CAIT National President Mr. B.C.Bhartia & Secretary General Mr. Praveen Khandelwal said that as per statements of the GST Council decided that the tax slab of 28% will attract only those items which are currently taxed at 30-31% ( inclusive of VAT & Excise Duty)  but with a rider. And the rider is that in this category there are several items which are now being used increasingly by a very large number of people, particularly the lower middle class. So for them 28 or 30 or 31% rate will be higher, and so these items will be shifted to 18%. However, about 19% of the goods fall under 28% category defeating the object of the Council.

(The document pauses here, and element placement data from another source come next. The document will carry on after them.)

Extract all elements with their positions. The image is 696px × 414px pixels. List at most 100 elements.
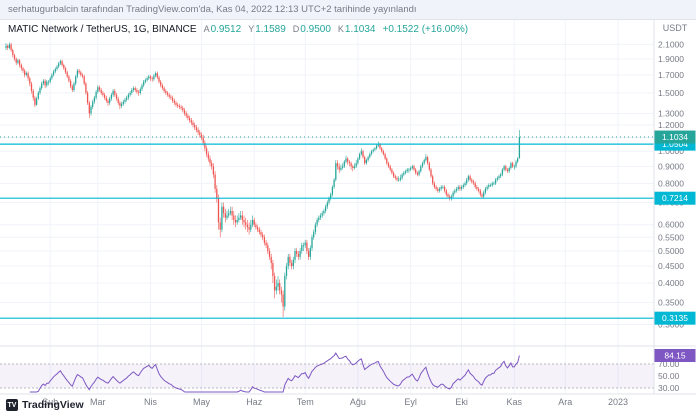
candle-body: [518, 137, 521, 159]
time-tick-label: Ağu: [350, 397, 366, 407]
candle-body: [236, 220, 238, 223]
candle-body: [212, 166, 215, 175]
candle-body: [81, 74, 84, 77]
candle-body: [304, 242, 306, 246]
candle-body: [44, 80, 46, 86]
candle-body: [408, 169, 410, 171]
candle-body: [41, 83, 43, 89]
candle-body: [392, 172, 395, 177]
candle-body: [97, 87, 99, 92]
candle-body: [313, 232, 315, 238]
candle-body: [273, 276, 276, 291]
candle-body: [75, 76, 77, 84]
time-axis[interactable]: [0, 394, 696, 414]
candle-body: [367, 157, 369, 161]
candle-body: [137, 91, 140, 93]
price-tick-label: 2.1000: [658, 39, 684, 49]
time-tick-label: Şub: [42, 397, 58, 407]
candle-body: [355, 163, 357, 167]
time-tick-label: Haz: [246, 397, 263, 407]
candle-body: [501, 169, 504, 175]
candle-body: [450, 196, 453, 199]
candle-body: [85, 83, 87, 93]
candle-body: [185, 113, 187, 116]
candle-body: [243, 220, 245, 223]
candle-body: [471, 179, 473, 182]
candle-body: [401, 174, 403, 179]
candle-body: [498, 176, 500, 179]
candle-body: [76, 70, 79, 77]
candle-body: [214, 174, 216, 189]
candle-body: [442, 186, 444, 188]
candle-body: [314, 224, 317, 233]
candle-body: [161, 85, 164, 89]
candle-body: [340, 167, 342, 170]
ohlc-open: A 0.9512: [204, 24, 242, 35]
tradingview-icon: TV: [6, 399, 18, 411]
candle-body: [59, 61, 62, 64]
candle-body: [132, 88, 135, 90]
candle-body: [66, 72, 68, 77]
candle-body: [92, 101, 94, 107]
published-bar: serhatugurbalcin tarafından TradingView.…: [0, 0, 696, 20]
candle-body: [466, 179, 468, 184]
candle-body: [246, 224, 249, 228]
tradingview-logo[interactable]: TV TradingView: [6, 399, 84, 411]
candle-body: [109, 98, 111, 103]
rsi-tick-label: 50.00: [658, 371, 680, 381]
candle-body: [403, 172, 405, 175]
candle-body: [391, 169, 393, 173]
candle-body: [260, 232, 262, 235]
symbol-title[interactable]: MATIC Network / TetherUS, 1G, BINANCE: [8, 24, 197, 35]
candle-body: [263, 237, 266, 243]
candle-body: [42, 80, 45, 84]
candle-body: [321, 213, 323, 216]
candle-body: [375, 145, 378, 149]
candle-body: [462, 185, 464, 187]
candle-body: [68, 76, 70, 81]
candle-body: [336, 163, 339, 167]
price-axis[interactable]: [654, 19, 696, 394]
candle-body: [430, 169, 432, 177]
candle-body: [129, 92, 131, 95]
candle-body: [190, 120, 192, 123]
candle-body: [474, 183, 476, 187]
candle-body: [253, 220, 255, 225]
candle-body: [69, 80, 72, 87]
candle-body: [195, 127, 198, 130]
candle-body: [166, 92, 169, 95]
candle-body: [241, 215, 243, 221]
candle-body: [136, 89, 138, 92]
price-tick-label: 0.4500: [658, 261, 684, 271]
candle-body: [148, 76, 150, 79]
grid-layer: [0, 19, 654, 394]
candle-body: [22, 68, 24, 71]
candle-body: [353, 166, 356, 168]
candle-body: [177, 104, 179, 106]
candle-body: [107, 100, 109, 103]
candle-body: [98, 87, 101, 90]
candle-body: [299, 250, 301, 257]
candle-body: [141, 85, 143, 90]
candle-body: [301, 245, 303, 251]
price-axis-unit: USDT: [663, 23, 688, 33]
price-tick-label: 1.9000: [658, 54, 684, 64]
candle-body: [517, 158, 519, 162]
candle-body: [411, 166, 413, 168]
open-value: 0.9512: [210, 24, 242, 35]
candle-body: [500, 174, 502, 177]
candle-body: [110, 94, 113, 99]
candle-body: [381, 148, 383, 152]
candle-body: [488, 185, 490, 187]
price-tick-label: 1.3000: [658, 108, 684, 118]
candle-body: [389, 166, 391, 170]
candle-body: [183, 110, 186, 114]
candle-body: [416, 172, 419, 175]
rsi-tick-label: 70.00: [658, 359, 680, 369]
candle-body: [331, 186, 334, 195]
published-text: serhatugurbalcin tarafından TradingView.…: [8, 4, 417, 15]
candle-body: [398, 179, 400, 181]
candle-body: [262, 234, 264, 238]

They further said that items like spare parts of two wheeler and four wheeler, housing necessity items like Cement, Iron & Steel, Building Hardware, Paints, Marble, Furniture, Sanitary ware, Electrical Fittings, Beauty & Cosmetic Products, Health & Nutrition products like Bournvita, Amul Pro, Horlicks, Polishes & Creams for footwear, scientific instruments, are some of the prominent items which falls under this category. 

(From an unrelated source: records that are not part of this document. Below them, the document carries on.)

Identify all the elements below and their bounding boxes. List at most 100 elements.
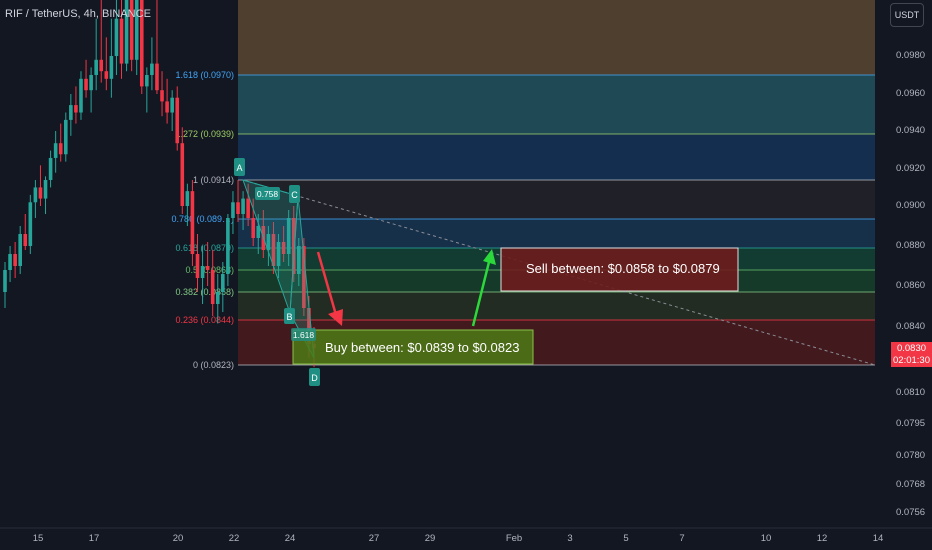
sell-zone-box[interactable] [500,247,739,292]
y-tick-label: 0.0900 [896,200,926,211]
candle [28,194,33,254]
svg-text:1.618: 1.618 [293,330,315,340]
y-tick-label: 0.0860 [896,280,926,291]
candle [134,0,139,75]
projection-dashed-line [242,179,876,366]
y-tick-label: 0.0795 [896,418,926,429]
candle [286,210,291,266]
candle [195,234,200,292]
fib-zone-top [238,0,875,75]
y-tick-label: 0.0980 [896,50,926,61]
candle [155,0,159,94]
current-price-tag: 0.0830 02:01:30 [891,342,932,367]
down-arrow-red [316,251,343,326]
candle [84,59,88,98]
candle [129,0,134,72]
fib-label-0786: 0.786 (0.089…) [171,214,234,224]
candle [175,86,180,151]
y-tick-label: 0.0960 [896,88,926,99]
x-tick-label: 17 [88,533,100,544]
candle [246,183,250,226]
candle [58,123,63,162]
candle [139,0,144,94]
current-price: 0.0830 [896,342,927,354]
candle [109,18,114,98]
x-tick-label: 24 [284,533,296,544]
y-tick-label: 0.0840 [896,321,926,332]
fib-label-0618: 0.618 (0.0879) [175,243,234,253]
y-tick-label: 0.0940 [896,125,926,136]
y-tick-label: 0.0780 [896,450,926,461]
x-tick-label: 29 [424,533,436,544]
candle [114,0,119,75]
svg-text:C: C [291,190,298,200]
candle [160,71,164,117]
candle [180,127,185,214]
fib-label-05: 0.5 (0.0868) [185,265,234,275]
candle [18,226,22,274]
candle [53,131,58,173]
fib-zone-1618-1272 [238,75,875,134]
ratio-label-1618: 1.618 [291,328,316,341]
candle [74,86,78,124]
y-tick-label: 0.0810 [896,387,926,398]
candle [63,112,68,162]
currency-button[interactable]: USDT [890,3,924,27]
candle [190,180,195,266]
x-tick-label: 7 [679,533,685,544]
fib-label-0382: 0.382 (0.0858) [175,287,234,297]
x-tick-label: 12 [816,533,828,544]
fib-label-0236: 0.236 (0.0844) [175,315,234,325]
fib-label-1618: 1.618 (0.0970) [175,70,234,80]
fib-label-1: 1 (0.0914) [193,175,234,185]
candle [291,206,296,282]
candle [13,242,17,278]
candle [43,176,48,214]
candle [205,242,210,286]
point-label-b: B [284,308,295,324]
candle [281,226,286,262]
y-tick-label: 0.0880 [896,240,926,251]
up-arrow-green [471,249,496,327]
buy-zone-box[interactable] [292,329,534,365]
candle [210,250,215,316]
candle [200,246,205,304]
x-tick-label: 3 [567,533,573,544]
x-tick-label: Feb [505,533,523,544]
candle [226,214,230,286]
fib-zone-1-0786 [238,180,875,219]
candle [251,198,256,246]
candle [89,67,93,113]
candle [124,0,129,72]
candle [266,226,271,266]
candle [241,191,245,230]
candle [145,67,149,113]
candle [221,262,225,312]
fib-zone-1272-1 [238,134,875,180]
candle [215,274,220,324]
candle [48,150,53,188]
candle [99,0,104,83]
fib-label-1272: 1.272 (0.0939) [175,129,234,139]
x-tick-label: 15 [32,533,44,544]
x-tick-label: 14 [872,533,884,544]
ratio-label-0758: 0.758 [255,187,280,200]
y-tick-label: 0.0920 [896,163,926,174]
svg-text:A: A [236,163,242,173]
x-tick-label: 10 [760,533,772,544]
bar-countdown: 02:01:30 [893,354,930,366]
x-tick-label: 22 [228,533,240,544]
candle [170,90,174,131]
candle [236,180,240,222]
candle [150,37,154,91]
candle [79,71,83,120]
candle [38,165,43,206]
x-tick-label: 5 [623,533,629,544]
x-tick-label: 20 [172,533,184,544]
candle [165,78,169,124]
fib-zone-0786-0618 [238,219,875,248]
point-label-d: D [309,368,320,386]
buy-zone-label: Buy between: $0.0839 to $0.0823 [325,340,519,355]
point-label-c: C [289,185,300,203]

Both Mr. Bhartia & Mr. Khandelwal said that following the principle set by the Council regarding 28% tax slab, it has reduced number of items from 28% to 18% in its last meeting held on 11th June which has been termed as a positive step and acclaimed by the trading community. Similar approach may also be taken with regard to other items and 28% tax slab may be restricted to only luxurious and demerit goods.

The CAIT has demanded that much confusion has been prevailed about keeping food grains under 5% tax slab if they are branded goods else these items have been exempted from the tax. In order to make clarity, it is necessary that clear distinction may be drawn so that these items of mass consumption may not fall under tax rate of 5%. It has also urged the GST Council to make official declaration to treat first nine months i.e. from Ist July,2017 to 31st March,2018 a ” interim period” and no penal action should be taken against traders for procedural lapses or unintentional mistakes though tax evaders must be dealt with in accordance of the law. ​The CAIT has also urged that since cloth traders were never part of taxation system, an exemption ​of one year may be granted to them to understand the taxation system and make themselves compatible to comply the law.

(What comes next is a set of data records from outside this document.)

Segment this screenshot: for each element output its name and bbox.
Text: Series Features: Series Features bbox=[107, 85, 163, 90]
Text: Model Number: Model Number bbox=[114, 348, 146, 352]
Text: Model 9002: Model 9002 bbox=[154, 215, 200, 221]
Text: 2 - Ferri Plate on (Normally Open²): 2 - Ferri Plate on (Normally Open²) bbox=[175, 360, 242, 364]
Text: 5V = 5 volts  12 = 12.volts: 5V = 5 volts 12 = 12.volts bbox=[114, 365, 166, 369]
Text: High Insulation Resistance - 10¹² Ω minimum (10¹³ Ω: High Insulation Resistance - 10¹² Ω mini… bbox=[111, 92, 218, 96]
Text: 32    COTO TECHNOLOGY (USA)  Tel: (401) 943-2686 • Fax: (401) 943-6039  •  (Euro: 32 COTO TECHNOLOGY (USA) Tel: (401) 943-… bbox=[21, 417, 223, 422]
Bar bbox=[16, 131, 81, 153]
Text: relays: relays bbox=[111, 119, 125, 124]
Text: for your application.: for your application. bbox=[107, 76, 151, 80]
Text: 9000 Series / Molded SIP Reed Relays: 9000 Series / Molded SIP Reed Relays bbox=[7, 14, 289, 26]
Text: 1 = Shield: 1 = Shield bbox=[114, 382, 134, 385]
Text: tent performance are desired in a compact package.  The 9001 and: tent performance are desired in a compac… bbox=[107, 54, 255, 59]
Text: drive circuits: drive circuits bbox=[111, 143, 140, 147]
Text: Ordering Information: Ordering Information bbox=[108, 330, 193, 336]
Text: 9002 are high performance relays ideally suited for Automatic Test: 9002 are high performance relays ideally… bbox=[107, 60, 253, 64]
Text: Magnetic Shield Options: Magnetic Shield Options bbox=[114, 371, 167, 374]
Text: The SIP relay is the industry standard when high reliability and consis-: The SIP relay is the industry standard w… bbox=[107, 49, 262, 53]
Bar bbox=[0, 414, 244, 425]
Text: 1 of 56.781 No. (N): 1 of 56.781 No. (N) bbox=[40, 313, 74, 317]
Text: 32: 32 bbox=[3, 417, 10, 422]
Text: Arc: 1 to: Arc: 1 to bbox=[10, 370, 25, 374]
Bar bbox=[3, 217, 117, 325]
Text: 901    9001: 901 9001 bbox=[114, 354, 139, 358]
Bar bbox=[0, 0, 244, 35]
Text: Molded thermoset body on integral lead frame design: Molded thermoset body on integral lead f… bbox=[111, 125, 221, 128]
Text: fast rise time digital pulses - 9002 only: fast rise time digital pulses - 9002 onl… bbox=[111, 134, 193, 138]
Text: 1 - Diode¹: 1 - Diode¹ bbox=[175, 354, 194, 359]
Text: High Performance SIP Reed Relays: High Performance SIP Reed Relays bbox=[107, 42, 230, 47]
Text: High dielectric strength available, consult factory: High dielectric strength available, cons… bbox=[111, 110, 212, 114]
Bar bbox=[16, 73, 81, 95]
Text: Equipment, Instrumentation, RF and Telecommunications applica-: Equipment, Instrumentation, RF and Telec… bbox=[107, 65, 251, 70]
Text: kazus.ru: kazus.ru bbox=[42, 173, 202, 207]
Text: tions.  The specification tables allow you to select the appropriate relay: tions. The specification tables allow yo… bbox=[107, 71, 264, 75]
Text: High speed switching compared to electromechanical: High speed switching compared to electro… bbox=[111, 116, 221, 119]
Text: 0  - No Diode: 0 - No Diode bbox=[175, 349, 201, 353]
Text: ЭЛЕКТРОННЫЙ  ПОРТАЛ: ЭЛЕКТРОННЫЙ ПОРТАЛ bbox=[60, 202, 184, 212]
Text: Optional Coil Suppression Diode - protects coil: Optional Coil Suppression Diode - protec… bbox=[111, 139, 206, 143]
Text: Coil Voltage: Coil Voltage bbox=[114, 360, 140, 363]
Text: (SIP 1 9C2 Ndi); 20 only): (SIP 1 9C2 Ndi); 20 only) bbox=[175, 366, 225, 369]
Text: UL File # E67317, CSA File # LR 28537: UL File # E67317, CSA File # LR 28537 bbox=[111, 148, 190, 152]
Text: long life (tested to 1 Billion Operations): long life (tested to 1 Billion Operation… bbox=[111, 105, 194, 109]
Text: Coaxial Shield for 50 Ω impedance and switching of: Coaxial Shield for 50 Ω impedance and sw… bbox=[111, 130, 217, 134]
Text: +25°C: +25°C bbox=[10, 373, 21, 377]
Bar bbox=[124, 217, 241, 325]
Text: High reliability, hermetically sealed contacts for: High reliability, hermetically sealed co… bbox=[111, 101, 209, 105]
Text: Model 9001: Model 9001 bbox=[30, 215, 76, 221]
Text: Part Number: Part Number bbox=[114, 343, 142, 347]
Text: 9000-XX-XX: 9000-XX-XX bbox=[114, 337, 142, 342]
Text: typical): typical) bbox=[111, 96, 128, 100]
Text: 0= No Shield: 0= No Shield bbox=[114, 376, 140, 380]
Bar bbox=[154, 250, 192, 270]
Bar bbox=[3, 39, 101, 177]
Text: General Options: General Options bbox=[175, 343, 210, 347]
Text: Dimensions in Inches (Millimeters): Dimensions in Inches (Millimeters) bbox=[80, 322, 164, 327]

On the other hand recycle products/scrap collection items like empty used glass bottles have been placed under 12%, Washing Soap, Laundry Soap and Toilet Soap though different from one another have been clubbed together and placed under 18% and other such items may be placed under lower tax slab. The CAIT has urged that Sanitary Napkins essential for Women Hygiene must be removed from 12% tax slab and placed under exempted category like contraceptives. 

The CAIT has also urged the GST Council to suspend implementation of E-Way Bill and HSN Code for at least six months since most of the small businesses are quite unaware of these procedures which were a part of Excise Act. They need breathing time to understand the system to make themselves compatible to comply.